Halfedge* ArrangementDcelFace::halfedge ( )

returns an incident halfedge along the outer boundary of the face.

If f has no outer boundary, the function returns nullptr.

◆ holes_begin()

Hole_iterator ArrangementDcelFace::holes_begin ( )

returns a begin-iterator for the holes inside f.

◆ holes_end()

Hole_iterator ArrangementDcelFace::holes_end ( )

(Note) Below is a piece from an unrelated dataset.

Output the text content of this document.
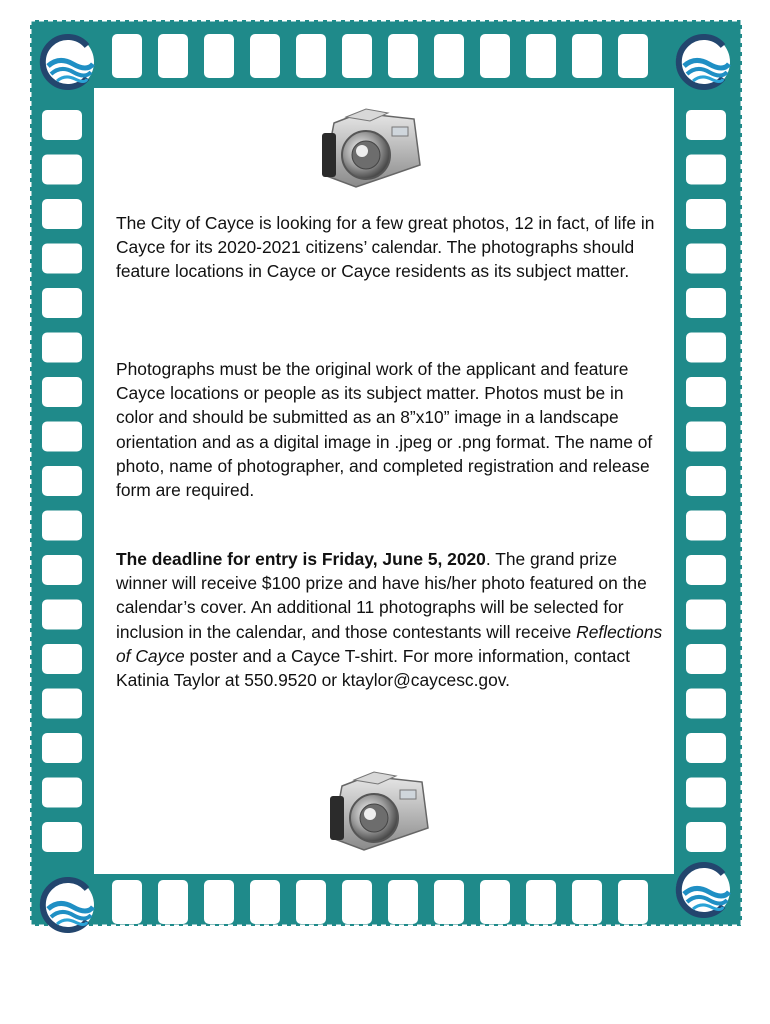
The City of Cayce is looking for a few great photos, 12 in fact, of life in Cayce for its 2020-2021 citizens’ calendar. The photographs should feature locations in Cayce or Cayce residents as its subject matter.

Photographs must be the original work of the applicant and feature Cayce locations or people as its subject matter. Photos must be in color and should be submitted as an 8”x10” image in a landscape orientation and as a digital image in .jpeg or .png format. The name of photo, name of photographer, and completed registration and release form are required.

The deadline for entry is Friday, June 5, 2020. The grand prize winner will receive $100 prize and have his/her photo featured on the calendar’s cover. An additional 11 photographs will be selected for inclusion in the calendar, and those contestants will receive Reflections of Cayce poster and a Cayce T-shirt. For more information, contact Katinia Taylor at 550.9520 or ktaylor@caycesc.gov.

returns a past-the-end iterator for the holes inside f.

◆ is_unbounded()

bool ArrangementDcelFace::is_unbounded ( ) const

returns whether the face is unbounded.

◆ isolated_vertices_begin()

Isolated_vertex_iterator ArrangementDcelFace::isolated_vertices_begin ( )

returns a begin-iterator for the isolated vertices inside f.

◆ isolated_vertices_end()

Isolated_vertex_iterator ArrangementDcelFace::isolated_vertices_end ( )

returns a past-the-end iterator for the isolated vertices inside f.

◆ number_of_holes()

size_t ArrangementDcelFace::number_of_holes ( ) const

returns the number of holes inside f.

◆ number_of_isolated_vertices()

size_t ArrangementDcelFace::number_of_isolated_vertices ( ) const

returns the number of isolated vertices inside f.

◆ set_halfedge()

void ArrangementDcelFace::set_halfedge ( Halfedge * e )

sets the incident halfedge.

◆ set_unbounded()

void ArrangementDcelFace::set_unbounded ( bool flag )

sets the face as unbounded (if flag is true), or as a bounded face (if it is false).